Desvié la mirada. Sabía de qué clase de tormentas hablaba. Ya no me cuestionaba cómo lo sabía él, porque Pedro era así, nos conocíamos demasiado bien. Pero sí me preguntaba temerosa qué quería decir con aquello. A qué se refería exactamente. Pero no sólo él. Cuál era el aviso que aquella llamada, aquel grito de auxilio, aquella melodía que yo tanto amaba y que ahora sonaba estridente y angustiada, estaba intentando hacerme llegar, como él sugería. Qué había más allá del ruido… Me volví de nuevo hacia él, sin saber dónde buscar las respuestas.
—Este riachuelo —dijo volviéndose hacia las revoltosas aguas antes de que yo hablara— en pocos días será un hermoso río que dotará de un nuevo sonido a nuestro pueblo. Combatirá con fuerza ese frío silencio que te atemoriza, sobre el que de momento ya ha obtenido una pequeña victoria: ha conseguido traerte de nuevo hasta aquí. Al bosque que amas y que habías comenzado a temer.

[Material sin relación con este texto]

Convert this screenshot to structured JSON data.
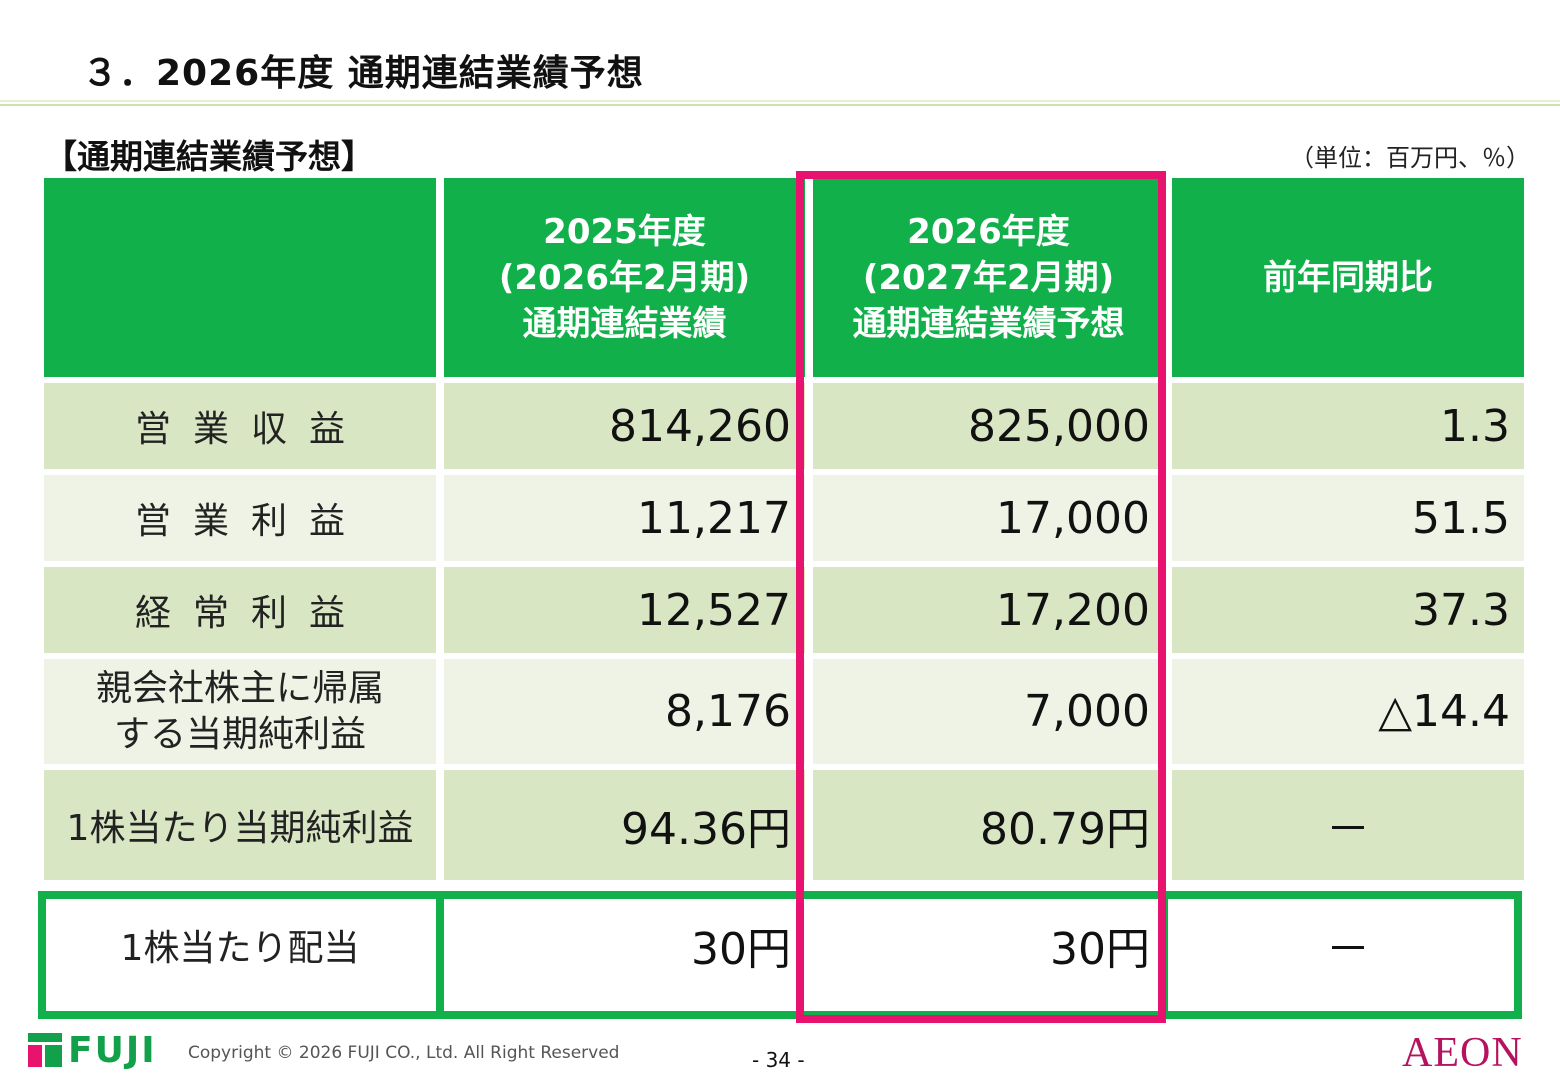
{
  "page_title": "３．2026年度 通期連結業績予想",
  "section_title": "【通期連結業績予想】",
  "unit_label": "（単位：百万円、％）",
  "table": {
    "headers": [
      {
        "lines": []
      },
      {
        "lines": [
          "2025年度",
          "(2026年2月期)",
          "通期連結業績"
        ]
      },
      {
        "lines": [
          "2026年度",
          "(2027年2月期)",
          "通期連結業績予想"
        ]
      },
      {
        "lines": [
          "前年同期比"
        ]
      }
    ],
    "rows": [
      {
        "label": "営業収益",
        "fy2025": "814,260",
        "fy2026": "825,000",
        "yoy": "1.3"
      },
      {
        "label": "営業利益",
        "fy2025": "11,217",
        "fy2026": "17,000",
        "yoy": "51.5"
      },
      {
        "label": "経常利益",
        "fy2025": "12,527",
        "fy2026": "17,200",
        "yoy": "37.3"
      },
      {
        "label_lines": [
          "親会社株主に帰属",
          "する当期純利益"
        ],
        "fy2025": "8,176",
        "fy2026": "7,000",
        "yoy": "△14.4"
      },
      {
        "label": "1株当たり当期純利益",
        "fy2025": "94.36円",
        "fy2026": "80.79円",
        "yoy": "－"
      },
      {
        "label": "1株当たり配当",
        "fy2025": "30円",
        "fy2026": "30円",
        "yoy": "－"
      }
    ]
  },
  "footer": {
    "company_logo_text": "FUJI",
    "copyright": "Copyright © 2026 FUJI CO., Ltd. All Right Reserved",
    "page_number": "- 34 -",
    "partner_logo_text": "AEON"
  },
  "colors": {
    "header_green": "#12b04b",
    "row_dark": "#d9e6c4",
    "row_light": "#eef3e6",
    "highlight_pink": "#e8136e",
    "dividend_outline_green": "#12b04b"
  }
}
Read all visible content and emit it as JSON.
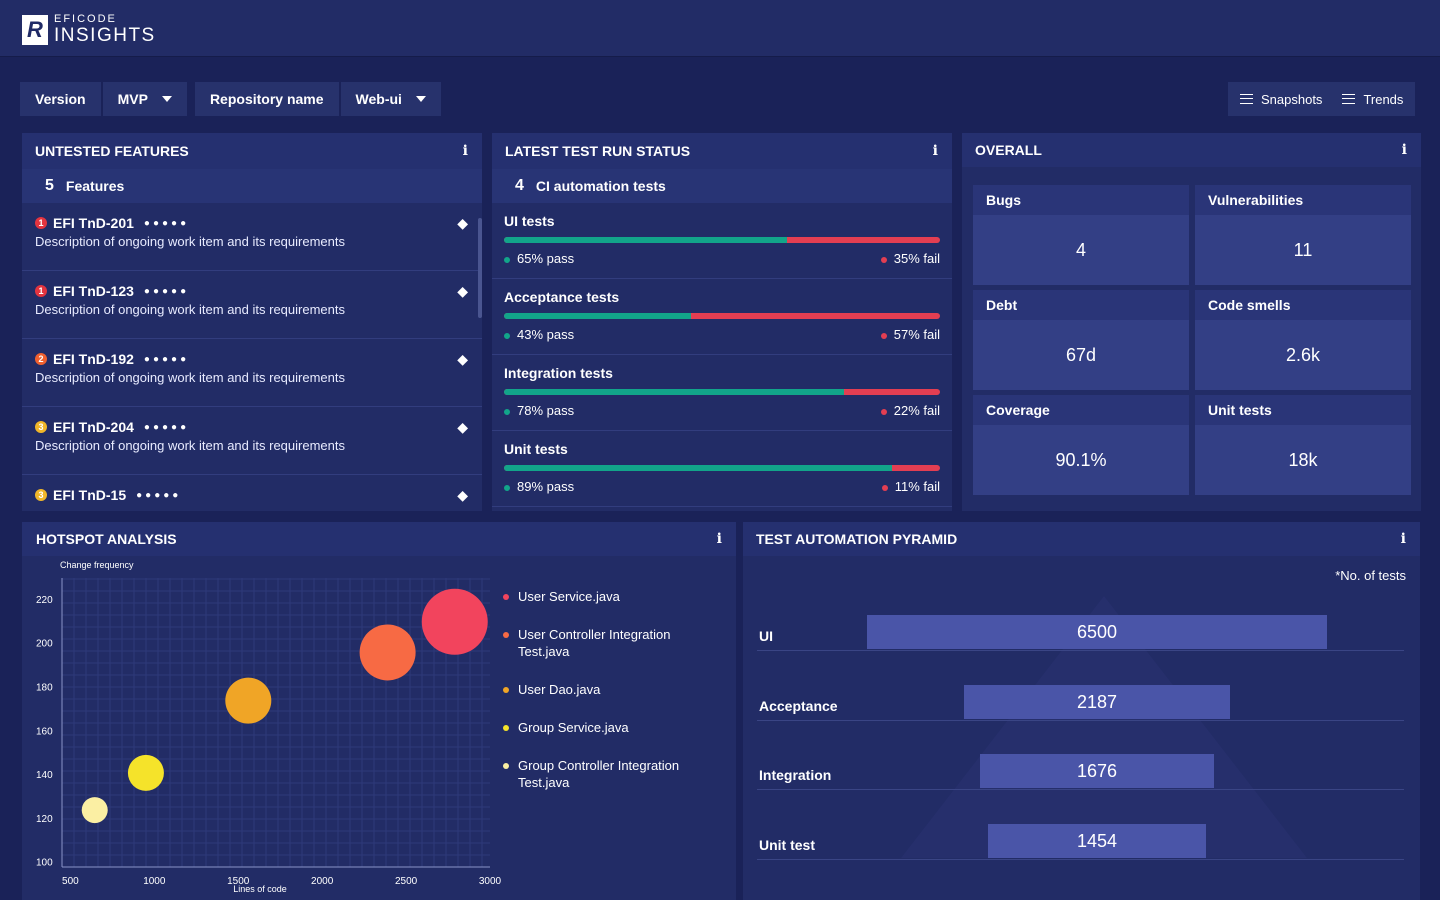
{
  "brand": {
    "top": "EFICODE",
    "bottom": "INSIGHTS",
    "mark": "R"
  },
  "filters": {
    "version_label": "Version",
    "version_value": "MVP",
    "repo_label": "Repository name",
    "repo_value": "Web-ui"
  },
  "actions": {
    "snapshots": "Snapshots",
    "trends": "Trends"
  },
  "untested": {
    "title": "UNTESTED FEATURES",
    "count": "5",
    "count_label": "Features",
    "items": [
      {
        "id": "EFI TnD-201",
        "priority": "1",
        "color": "#e3343f",
        "desc": "Description of ongoing work item and its requirements"
      },
      {
        "id": "EFI TnD-123",
        "priority": "1",
        "color": "#e3343f",
        "desc": "Description of ongoing work item and its requirements"
      },
      {
        "id": "EFI TnD-192",
        "priority": "2",
        "color": "#f0602f",
        "desc": "Description of ongoing work item and its requirements"
      },
      {
        "id": "EFI TnD-204",
        "priority": "3",
        "color": "#f0b62a",
        "desc": "Description of ongoing work item and its requirements"
      },
      {
        "id": "EFI TnD-15",
        "priority": "3",
        "color": "#f0b62a",
        "desc": ""
      }
    ]
  },
  "testrun": {
    "title": "LATEST TEST RUN STATUS",
    "count": "4",
    "count_label": "CI automation tests",
    "tests": [
      {
        "name": "UI tests",
        "pass_pct": 65,
        "pass": "65% pass",
        "fail": "35% fail"
      },
      {
        "name": "Acceptance tests",
        "pass_pct": 43,
        "pass": "43% pass",
        "fail": "57% fail"
      },
      {
        "name": "Integration tests",
        "pass_pct": 78,
        "pass": "78% pass",
        "fail": "22% fail"
      },
      {
        "name": "Unit tests",
        "pass_pct": 89,
        "pass": "89% pass",
        "fail": "11% fail"
      }
    ]
  },
  "overall": {
    "title": "OVERALL",
    "tiles": [
      {
        "label": "Bugs",
        "value": "4"
      },
      {
        "label": "Vulnerabilities",
        "value": "11"
      },
      {
        "label": "Debt",
        "value": "67d"
      },
      {
        "label": "Code smells",
        "value": "2.6k"
      },
      {
        "label": "Coverage",
        "value": "90.1%"
      },
      {
        "label": "Unit tests",
        "value": "18k"
      }
    ]
  },
  "hotspot": {
    "title": "HOTSPOT ANALYSIS",
    "legend": [
      {
        "label": "User Service.java",
        "color": "#f2445d"
      },
      {
        "label": "User Controller Integration Test.java",
        "color": "#f76a44"
      },
      {
        "label": "User Dao.java",
        "color": "#f0a526"
      },
      {
        "label": "Group Service.java",
        "color": "#f5e32a"
      },
      {
        "label": "Group Controller Integration Test.java",
        "color": "#fbefa3"
      }
    ]
  },
  "chart_data": {
    "type": "scatter",
    "title": "",
    "xlabel": "Lines of code",
    "ylabel": "Change frequency",
    "xlim": [
      450,
      3000
    ],
    "ylim": [
      98,
      230
    ],
    "xticks": [
      500,
      1000,
      1500,
      2000,
      2500,
      3000
    ],
    "yticks": [
      100,
      120,
      140,
      160,
      180,
      200,
      220
    ],
    "points": [
      {
        "name": "User Service.java",
        "x": 2790,
        "y": 210,
        "size": 33,
        "color": "#f2445d"
      },
      {
        "name": "User Controller Integration Test.java",
        "x": 2390,
        "y": 196,
        "size": 28,
        "color": "#f76a44"
      },
      {
        "name": "User Dao.java",
        "x": 1560,
        "y": 174,
        "size": 23,
        "color": "#f0a526"
      },
      {
        "name": "Group Service.java",
        "x": 950,
        "y": 141,
        "size": 18,
        "color": "#f5e32a"
      },
      {
        "name": "Group Controller Integration Test.java",
        "x": 645,
        "y": 124,
        "size": 13,
        "color": "#fbefa3"
      }
    ]
  },
  "pyramid": {
    "title": "TEST AUTOMATION PYRAMID",
    "note": "*No. of  tests",
    "rows": [
      {
        "label": "UI",
        "value": 6500,
        "text": "6500"
      },
      {
        "label": "Acceptance",
        "value": 2187,
        "text": "2187"
      },
      {
        "label": "Integration",
        "value": 1676,
        "text": "1676"
      },
      {
        "label": "Unit test",
        "value": 1454,
        "text": "1454"
      }
    ]
  }
}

Es muy joven aún, pero ya abre nuevas opciones, ya crea nuevas sintonías, ya hace nuevos amigos. Como tú, Sacra. —Sonreí, pensando en Alain—. Y a pesar de venir de mucho más lejos de lo que podemos imaginar, tiene un largo camino por delante. Es importante que no olvidemos su origen, que nos fijemos en su avance, pero, sobre todo, que escuchemos con atención el agua que suena ahora, en este preciso momento. Siempre es única, ¿sabes? Aun sonando sin descanso desde tiempos inmemoriales, aun siendo también eterna, la melodía de la vida en cada momento es única. Aguza el oído, Sacra. Ábrele el corazón.

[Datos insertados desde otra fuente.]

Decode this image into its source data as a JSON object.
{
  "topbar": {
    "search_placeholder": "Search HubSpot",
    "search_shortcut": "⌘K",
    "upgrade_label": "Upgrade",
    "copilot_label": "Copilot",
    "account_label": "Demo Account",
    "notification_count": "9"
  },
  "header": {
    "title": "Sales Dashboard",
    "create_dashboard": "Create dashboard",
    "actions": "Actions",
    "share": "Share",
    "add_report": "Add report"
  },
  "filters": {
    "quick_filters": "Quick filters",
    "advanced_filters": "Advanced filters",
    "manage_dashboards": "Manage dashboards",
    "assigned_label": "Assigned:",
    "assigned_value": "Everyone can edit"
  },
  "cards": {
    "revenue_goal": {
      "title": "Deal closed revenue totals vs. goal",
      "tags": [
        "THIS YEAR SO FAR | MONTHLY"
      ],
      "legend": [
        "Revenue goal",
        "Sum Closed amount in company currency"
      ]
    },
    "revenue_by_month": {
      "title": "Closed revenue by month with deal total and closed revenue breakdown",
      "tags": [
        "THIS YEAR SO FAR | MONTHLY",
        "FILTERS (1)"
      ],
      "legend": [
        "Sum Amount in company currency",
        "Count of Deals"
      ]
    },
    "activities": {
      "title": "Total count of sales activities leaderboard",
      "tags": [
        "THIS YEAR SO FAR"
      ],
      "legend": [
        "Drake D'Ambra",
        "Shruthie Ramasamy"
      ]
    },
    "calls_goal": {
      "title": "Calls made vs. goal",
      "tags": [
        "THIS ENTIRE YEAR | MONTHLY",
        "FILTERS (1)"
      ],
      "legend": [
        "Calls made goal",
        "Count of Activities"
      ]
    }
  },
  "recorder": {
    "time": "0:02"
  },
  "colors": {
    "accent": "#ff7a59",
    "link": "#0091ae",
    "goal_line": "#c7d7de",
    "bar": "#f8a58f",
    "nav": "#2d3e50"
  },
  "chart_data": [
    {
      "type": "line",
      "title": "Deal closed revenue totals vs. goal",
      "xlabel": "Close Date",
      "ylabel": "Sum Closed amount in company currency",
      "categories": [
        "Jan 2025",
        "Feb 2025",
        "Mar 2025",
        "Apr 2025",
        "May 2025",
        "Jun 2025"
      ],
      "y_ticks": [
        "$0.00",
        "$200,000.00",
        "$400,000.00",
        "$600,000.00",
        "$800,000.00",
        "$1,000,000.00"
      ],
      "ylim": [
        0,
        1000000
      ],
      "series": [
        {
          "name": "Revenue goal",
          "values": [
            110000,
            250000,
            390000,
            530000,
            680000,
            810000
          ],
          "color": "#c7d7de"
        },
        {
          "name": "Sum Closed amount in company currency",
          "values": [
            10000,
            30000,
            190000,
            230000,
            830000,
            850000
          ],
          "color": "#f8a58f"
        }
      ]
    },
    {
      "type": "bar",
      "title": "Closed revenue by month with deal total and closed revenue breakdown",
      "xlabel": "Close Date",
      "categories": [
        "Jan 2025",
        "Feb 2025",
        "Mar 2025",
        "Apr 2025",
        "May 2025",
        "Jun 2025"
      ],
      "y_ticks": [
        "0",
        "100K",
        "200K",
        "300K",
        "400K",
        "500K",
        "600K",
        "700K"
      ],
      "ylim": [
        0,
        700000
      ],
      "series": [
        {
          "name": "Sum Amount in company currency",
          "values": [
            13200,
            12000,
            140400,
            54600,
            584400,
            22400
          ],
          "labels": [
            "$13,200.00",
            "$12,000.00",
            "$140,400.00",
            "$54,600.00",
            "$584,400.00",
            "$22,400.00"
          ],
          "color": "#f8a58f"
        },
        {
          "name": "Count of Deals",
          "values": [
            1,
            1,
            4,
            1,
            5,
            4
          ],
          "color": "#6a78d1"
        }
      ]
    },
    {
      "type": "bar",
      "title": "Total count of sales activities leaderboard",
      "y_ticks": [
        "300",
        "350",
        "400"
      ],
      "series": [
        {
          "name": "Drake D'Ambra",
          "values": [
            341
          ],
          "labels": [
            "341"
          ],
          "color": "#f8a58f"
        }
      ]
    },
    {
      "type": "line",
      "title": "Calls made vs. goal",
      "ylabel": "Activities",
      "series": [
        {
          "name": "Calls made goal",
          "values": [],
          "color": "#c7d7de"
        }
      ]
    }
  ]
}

Después de este pequeño —e inusual en él— discurso, nos quedamos los dos en silencio de nuevo. Yo sólo habría querido preguntarle por qué. Por qué aquel río estaba allí de repente, qué estaba ocurriendo y qué era lo que pretendía decirme. Por qué aquellos silencios del campo eran distintos a los demás, por qué me daban miedo, por qué él estaba tan triste, por qué nunca me había hablado de Alain si también era su amigo… Pero él tenía de nuevo la mirada perdida y yo me tragué todos mis porqués y posé mi mano sobre su brazo, con cuidado. Apenas lo toqué. Pero quería decirle de alguna forma que estaba allí, con él. Él me miró desde algún lugar muy lejano, pasando a través de mí. Una sombra oscilaba en sus pupilas, empañando el brillo que solían reflejar.
—Lo entenderás. Llegará el momento en que tú sola lo entenderás. —Sus palabras llegaron a mí sin que él moviera los labios.
Le sonreí con un cariño que voló directo del centro del pecho hacia mis mejillas. Pedro.
Pero él apenas reaccionó; seguía con la vista clavada más allá de las zarzas.
—Vamos, pequeña, en tu casa estarán preguntándose dónde andas.
—No me esperan hasta la hora del almuerzo.
—Quizás hoy te necesiten antes —me contradijo, firme.
No me gustó su tono, que se había vuelto lúgubre bruscamente. Siguiendo su mirada vidriosa, me volví preocupada en dirección al pueblo y sentí que un aire helado me recorría la espalda. No necesitamos decirnos mucho más. Él se quedó donde estaba y yo salí corriendo hacia casa, con un extraño peso sobre el corazón que a cada paso que daba apretaba con más fuerza.